Сережа снова потеребил пуговицу на подушке.
— Я все понял, пап! Это очень здорово, что ты пошел в эту бригаду!
Он потянулся под одеялом. Сон все больше одолевал его.
— Пап, а знаешь, кто ты? — вдруг спросил Сережа сонно, подкладывая под щеку кулак и не открывая глаз. — Ты Монтигомо — Ястребиный коготь.
— Кто?
— Ты, папа, борец за честность и справедливость, — совсем сонно пробормотал Сережа и заснул.
Глава СЕДЬМАЯ
Отец ушел на работу рано, когда все еще спали, и новость о том, что он перешел в отстающую бригаду, сообщил всем домашним за завтраком Сережа. Все замолчали и переглянулись.
— Ты что-нибудь не понял, червяк, — сказала Лиза, — ты вечно путаешь.
— Я ничего не путаю, — рассердился он и торжественно прибавил: — Папа будет получать на пятьдесят рублей меньше! -
Бабушка всплеснула руками:
— На пятьдесят рублей! Господи, мы же не сведем концы с концами!

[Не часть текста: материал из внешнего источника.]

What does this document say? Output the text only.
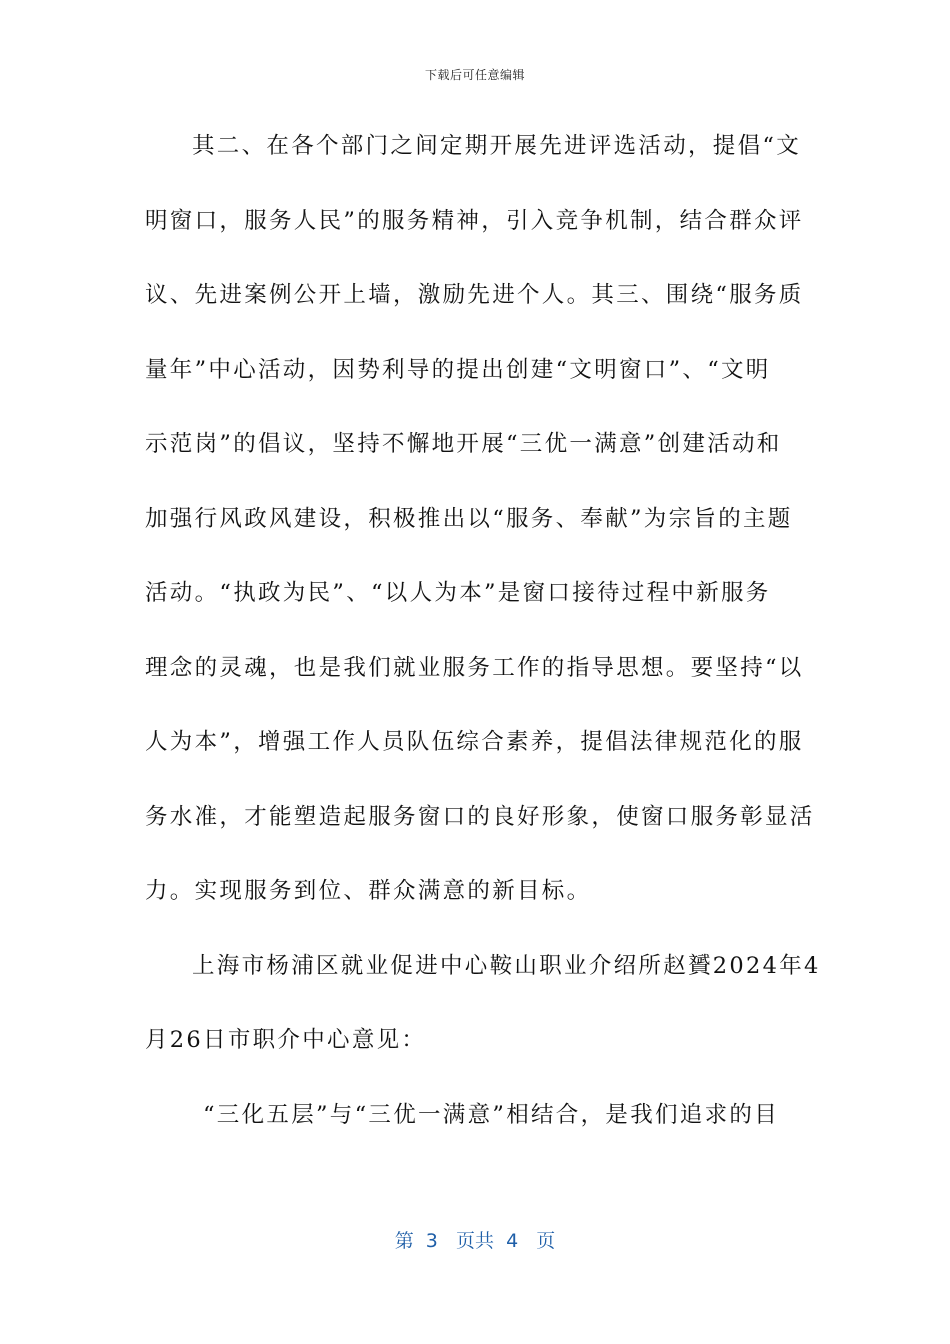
下载后可任意编辑
其二、在各个部门之间定期开展先进评选活动，提倡“文
明窗口，服务人民”的服务精神，引入竞争机制，结合群众评
议、先进案例公开上墙，激励先进个人。其三、围绕“服务质
量年”中心活动，因势利导的提出创建“文明窗口”、“文明
示范岗”的倡议，坚持不懈地开展“三优一满意”创建活动和
加强行风政风建设，积极推出以“服务、奉献”为宗旨的主题
活动。“执政为民”、“以人为本”是窗口接待过程中新服务
理念的灵魂，也是我们就业服务工作的指导思想。要坚持“以
人为本”，增强工作人员队伍综合素养，提倡法律规范化的服
务水准，才能塑造起服务窗口的良好形象，使窗口服务彰显活
力。实现服务到位、群众满意的新目标。
上海市杨浦区就业促进中心鞍山职业介绍所赵贇2024年4
月26日市职介中心意见：
“三化五层”与“三优一满意”相结合，是我们追求的目
第  3   页共  4   页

— А мне кажется, что дядя Костя поступил очень благородно, — робко проговорила Катя и покраснела. (Она краснела очень часто, заливаясь краской до самых ушей.)
— Благородно? — покривилась Лиза. — Плакало мое новое платье!
— Не горюй, сестренка! — улыбнулся Степан и снисходительно потрепал ее по плечу. — Будет у тебя новое платье!